Make your own meals with leftovers: A bag of rice and some frozen chicken breasts can go a long way. It sometimes seems like some ingredients are more expensive than just going and getting that five dollar meal at McDonald’s, but keep in mind that the ingredients are for more than one meal, and they can be made into more than on kind of dish. Buy ingredients that are versatile, and can be used for multiple meals such as rice, beans, chicken, hamburger, salad, and so on. It is also good to make sure your meals can be stored in the freezer or fridge to be used again at your discretion. You can find a multitude of recipes on the internet for every kind of dish imaginable. Find meals that are simple and cheap.
Make a list in advance: Lists help us know how much we can spend, and how much we really need to spend. Every time you go to buy something make a list of what you are going for. It’s easier to avoid the temptation of toys and goodies if you know what you need, and have it in plain sight as a reminder. Don’t stray far from the list. A granola bar at the bookstore might be fine, but don’t get three t-shirts you found on the clearance rack just because. It also helps to make a list at the begging of each semester, of items you already know you have to spend money on for school. Then you know exactly what’s left for food and other expenses.
Research, try, and buy the off brand: Although the main brands in stores have more clever advertising, they are quite often not that different from the off brand. For school and household items like cell phones, microwaves, and dvd players, you probably want to do some research online, to find out what other buyers are saying about the item. Smaller items like food can be tried at home, and will most likely be just like the name brand.
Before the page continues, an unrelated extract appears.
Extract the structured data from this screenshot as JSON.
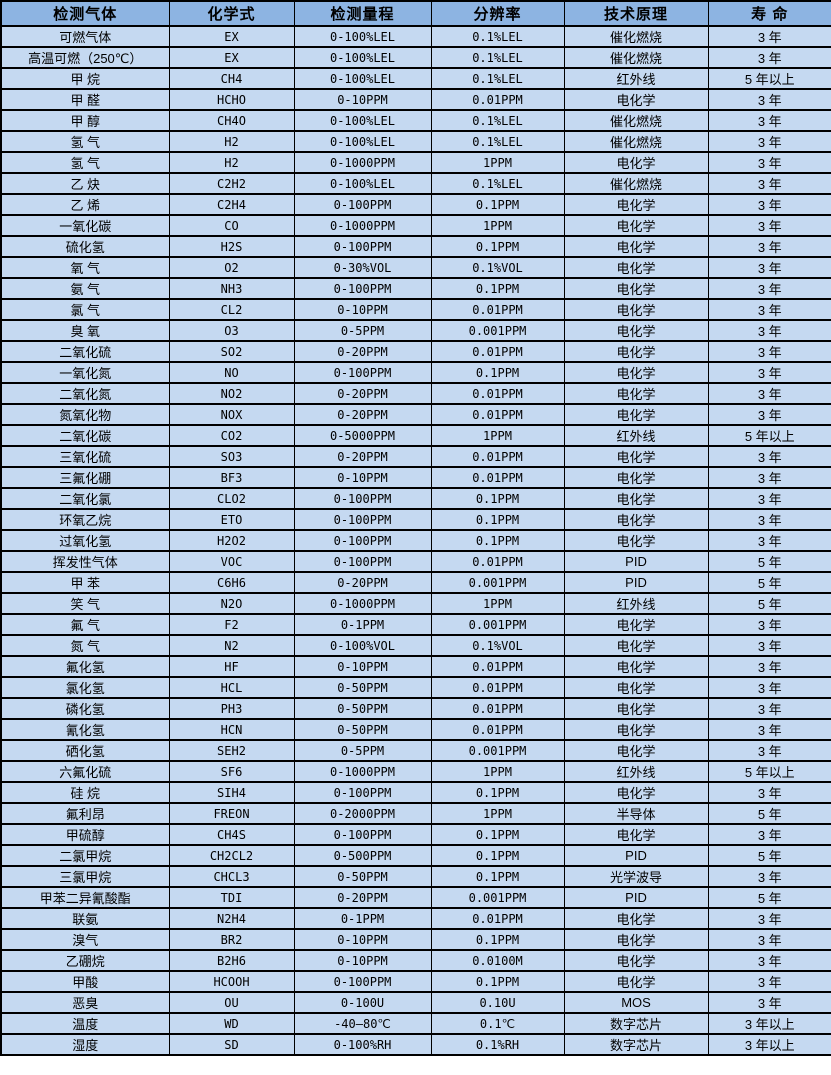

Choose carefully where you live: When looking for a place to live look carefully at the prices. If living in the dorms is one hundred dollars cheaper than the apartment complex across from campus, but has no place to cook your own meals, and requires you to buy a meal plan that costs six dollars a meal, are you really saving money? Watch out for utility costs. When estimating the cost of a place to live, make sure you know exactly what utilities you will have to pay, and find out from previous occupants ‘if possible’ how much those utilities usually cost. Note whether or not the apartment is furnished. You can save a lot if you don’t have to buy a bed, dresser, and other items. Don’t sign a contract until you know you’re getting a good deal.
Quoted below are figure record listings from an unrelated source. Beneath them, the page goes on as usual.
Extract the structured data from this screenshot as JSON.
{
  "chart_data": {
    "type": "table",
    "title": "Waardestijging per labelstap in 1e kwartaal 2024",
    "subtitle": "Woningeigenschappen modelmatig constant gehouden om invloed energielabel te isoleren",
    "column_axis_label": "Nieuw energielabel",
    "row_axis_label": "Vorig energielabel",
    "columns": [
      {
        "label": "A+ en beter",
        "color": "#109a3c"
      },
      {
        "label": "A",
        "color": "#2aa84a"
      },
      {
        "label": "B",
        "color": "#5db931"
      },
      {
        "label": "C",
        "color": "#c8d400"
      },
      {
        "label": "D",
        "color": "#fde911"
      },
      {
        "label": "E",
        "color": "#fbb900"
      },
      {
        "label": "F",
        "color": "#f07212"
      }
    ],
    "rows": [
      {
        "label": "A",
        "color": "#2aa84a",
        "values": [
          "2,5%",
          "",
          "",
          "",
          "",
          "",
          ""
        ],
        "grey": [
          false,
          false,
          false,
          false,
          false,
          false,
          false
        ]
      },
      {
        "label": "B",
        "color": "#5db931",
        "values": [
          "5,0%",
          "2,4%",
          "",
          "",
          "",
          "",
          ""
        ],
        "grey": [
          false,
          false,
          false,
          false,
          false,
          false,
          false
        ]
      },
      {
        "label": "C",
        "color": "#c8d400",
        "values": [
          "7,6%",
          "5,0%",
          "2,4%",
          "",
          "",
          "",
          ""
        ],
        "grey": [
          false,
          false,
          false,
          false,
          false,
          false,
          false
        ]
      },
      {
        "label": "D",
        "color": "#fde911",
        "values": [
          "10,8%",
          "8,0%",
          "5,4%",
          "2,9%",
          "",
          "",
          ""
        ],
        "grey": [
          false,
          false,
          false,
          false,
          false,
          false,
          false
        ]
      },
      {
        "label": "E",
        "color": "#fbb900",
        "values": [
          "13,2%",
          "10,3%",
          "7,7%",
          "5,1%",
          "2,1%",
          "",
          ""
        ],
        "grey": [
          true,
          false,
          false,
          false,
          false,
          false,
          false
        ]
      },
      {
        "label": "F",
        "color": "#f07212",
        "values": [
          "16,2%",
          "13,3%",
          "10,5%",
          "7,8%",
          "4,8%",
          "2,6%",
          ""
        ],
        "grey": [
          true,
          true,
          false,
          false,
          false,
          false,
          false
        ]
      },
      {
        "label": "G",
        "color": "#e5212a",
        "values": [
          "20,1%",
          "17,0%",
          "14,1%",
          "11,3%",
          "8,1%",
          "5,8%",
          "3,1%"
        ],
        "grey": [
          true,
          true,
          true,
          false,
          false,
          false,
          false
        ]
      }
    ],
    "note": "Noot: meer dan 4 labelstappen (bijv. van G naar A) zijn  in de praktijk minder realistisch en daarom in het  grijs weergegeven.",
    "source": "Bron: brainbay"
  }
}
Pay attention to wants vs. needs: School loans will have to be repaid some day, so don’t try to live extravagantly on them. New toys, gadgets, and clothes are nice, but they take away from money that would have provided the necessities of life. There will be times when the purchase of things like clothing or a new computer are appropriate and have become needs, but be careful that you don’t view your wants as needs. If the temptation to splurge becomes too strong, try picking the item you want most, and make a savings plan. Then carry out the plan. If you say you are going to put twenty dollars a month toward a new ipod, do it. When you can actively see yourself progressing toward any goal, it’s simple to avoid the pit of discouragement, which also leads to spending.
Be cautious with credit cards: Seeking to build your credit is a great thing to do when in college, but be careful. Never make a purchase with a credit card if you do not have money in the bank to pay it off. Credit card companies make their money by charging interest. Every time you have to pay interest, you are paying more toward paying for an item twice. Your credit score improves just by having a credit card, but can actually suffer if you go over half of the total available balance on your card. Watch your spending closely when swiping the plastic.
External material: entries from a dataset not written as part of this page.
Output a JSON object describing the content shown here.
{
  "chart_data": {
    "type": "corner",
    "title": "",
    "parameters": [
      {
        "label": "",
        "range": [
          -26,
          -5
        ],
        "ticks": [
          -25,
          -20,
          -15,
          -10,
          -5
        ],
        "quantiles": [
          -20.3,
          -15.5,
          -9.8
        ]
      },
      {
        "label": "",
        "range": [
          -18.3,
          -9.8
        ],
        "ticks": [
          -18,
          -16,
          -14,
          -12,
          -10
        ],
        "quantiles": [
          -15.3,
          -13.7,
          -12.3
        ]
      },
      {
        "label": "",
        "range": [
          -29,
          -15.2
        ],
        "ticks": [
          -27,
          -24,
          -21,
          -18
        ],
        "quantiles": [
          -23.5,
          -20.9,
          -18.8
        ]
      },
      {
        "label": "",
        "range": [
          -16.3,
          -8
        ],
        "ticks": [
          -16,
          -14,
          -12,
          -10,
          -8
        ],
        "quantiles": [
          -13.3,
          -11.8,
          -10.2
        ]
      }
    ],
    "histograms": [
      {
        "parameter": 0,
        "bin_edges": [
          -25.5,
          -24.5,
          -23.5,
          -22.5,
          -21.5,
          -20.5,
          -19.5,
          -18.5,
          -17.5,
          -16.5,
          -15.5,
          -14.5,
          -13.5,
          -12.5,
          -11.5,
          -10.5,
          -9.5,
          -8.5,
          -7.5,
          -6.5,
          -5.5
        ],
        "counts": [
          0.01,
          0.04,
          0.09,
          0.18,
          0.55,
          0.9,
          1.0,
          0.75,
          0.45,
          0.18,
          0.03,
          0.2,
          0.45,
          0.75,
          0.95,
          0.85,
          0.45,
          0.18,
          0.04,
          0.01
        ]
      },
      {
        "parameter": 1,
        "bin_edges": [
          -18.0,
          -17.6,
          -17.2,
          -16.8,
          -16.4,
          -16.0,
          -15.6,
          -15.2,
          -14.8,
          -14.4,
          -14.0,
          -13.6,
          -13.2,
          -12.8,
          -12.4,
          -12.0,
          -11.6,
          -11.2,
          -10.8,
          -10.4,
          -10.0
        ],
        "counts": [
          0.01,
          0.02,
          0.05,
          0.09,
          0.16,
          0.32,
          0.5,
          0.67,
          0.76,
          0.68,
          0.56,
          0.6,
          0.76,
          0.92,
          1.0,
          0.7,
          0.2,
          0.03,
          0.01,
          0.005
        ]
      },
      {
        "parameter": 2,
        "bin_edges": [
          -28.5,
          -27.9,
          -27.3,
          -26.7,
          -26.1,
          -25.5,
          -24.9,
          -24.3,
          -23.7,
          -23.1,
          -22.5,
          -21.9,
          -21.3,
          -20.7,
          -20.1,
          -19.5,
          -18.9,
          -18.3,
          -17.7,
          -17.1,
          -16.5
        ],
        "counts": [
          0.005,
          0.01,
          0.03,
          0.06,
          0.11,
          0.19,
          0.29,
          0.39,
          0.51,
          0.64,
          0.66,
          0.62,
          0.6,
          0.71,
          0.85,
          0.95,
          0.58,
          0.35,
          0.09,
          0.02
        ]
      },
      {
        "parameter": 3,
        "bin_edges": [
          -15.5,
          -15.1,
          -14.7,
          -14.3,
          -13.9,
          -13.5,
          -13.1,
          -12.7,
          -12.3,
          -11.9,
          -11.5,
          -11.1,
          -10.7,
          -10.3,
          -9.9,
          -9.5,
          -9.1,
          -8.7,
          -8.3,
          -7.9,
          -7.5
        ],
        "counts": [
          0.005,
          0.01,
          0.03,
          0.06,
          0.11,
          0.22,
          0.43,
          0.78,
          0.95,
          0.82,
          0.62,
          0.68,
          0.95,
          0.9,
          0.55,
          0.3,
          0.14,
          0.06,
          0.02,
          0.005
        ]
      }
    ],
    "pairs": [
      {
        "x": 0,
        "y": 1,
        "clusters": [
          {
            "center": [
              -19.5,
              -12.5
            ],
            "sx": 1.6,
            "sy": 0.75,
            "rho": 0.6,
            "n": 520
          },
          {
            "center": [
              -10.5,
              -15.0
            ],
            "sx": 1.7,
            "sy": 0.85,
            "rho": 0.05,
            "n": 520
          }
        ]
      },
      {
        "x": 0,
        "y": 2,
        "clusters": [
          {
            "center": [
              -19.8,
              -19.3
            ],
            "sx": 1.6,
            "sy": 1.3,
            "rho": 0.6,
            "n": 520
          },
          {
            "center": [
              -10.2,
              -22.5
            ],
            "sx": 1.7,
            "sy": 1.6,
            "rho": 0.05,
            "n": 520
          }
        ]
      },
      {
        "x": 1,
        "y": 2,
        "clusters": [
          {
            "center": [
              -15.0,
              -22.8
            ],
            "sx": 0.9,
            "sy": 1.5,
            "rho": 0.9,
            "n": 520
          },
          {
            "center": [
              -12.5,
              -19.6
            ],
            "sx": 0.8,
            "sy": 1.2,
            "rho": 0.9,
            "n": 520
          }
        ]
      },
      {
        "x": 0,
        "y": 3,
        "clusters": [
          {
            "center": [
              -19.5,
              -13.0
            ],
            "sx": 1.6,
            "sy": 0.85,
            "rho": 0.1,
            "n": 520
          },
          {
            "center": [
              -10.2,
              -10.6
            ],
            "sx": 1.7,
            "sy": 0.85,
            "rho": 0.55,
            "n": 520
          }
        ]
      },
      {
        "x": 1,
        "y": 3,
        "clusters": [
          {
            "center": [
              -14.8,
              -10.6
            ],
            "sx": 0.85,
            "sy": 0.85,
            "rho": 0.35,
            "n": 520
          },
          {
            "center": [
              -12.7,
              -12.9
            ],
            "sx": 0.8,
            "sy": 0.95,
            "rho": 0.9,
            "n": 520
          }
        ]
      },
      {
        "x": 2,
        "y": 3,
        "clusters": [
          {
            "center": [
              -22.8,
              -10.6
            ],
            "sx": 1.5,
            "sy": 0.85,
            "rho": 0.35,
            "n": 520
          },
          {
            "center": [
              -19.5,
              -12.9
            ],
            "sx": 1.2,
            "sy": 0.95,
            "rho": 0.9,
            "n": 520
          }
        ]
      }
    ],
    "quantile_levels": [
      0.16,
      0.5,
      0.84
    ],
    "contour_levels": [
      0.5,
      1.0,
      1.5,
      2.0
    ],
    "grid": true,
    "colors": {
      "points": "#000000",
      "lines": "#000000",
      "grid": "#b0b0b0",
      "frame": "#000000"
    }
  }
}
Keep track of your spending: This may be the hardest one to do, but the internet has made it much easier than in the past. Most banks and credit unions offer online banking, and most schools have a place where you can keep track of your account with them. Check these places regularly and pay close attention to how much money is really there. Remember to include when you look at your balances, an estimate of how much you will probably need for things like toiletries and food in the future.
To finalize it all, believe in yourself, and keep learning. There are many more resources for how to save money than just this article. You may have to unlearn non-efficient spending habits started in your teen years or younger, but you can do it. You can survive college, and you will if you put your mind to it, explore your options, and believe that change is always possible.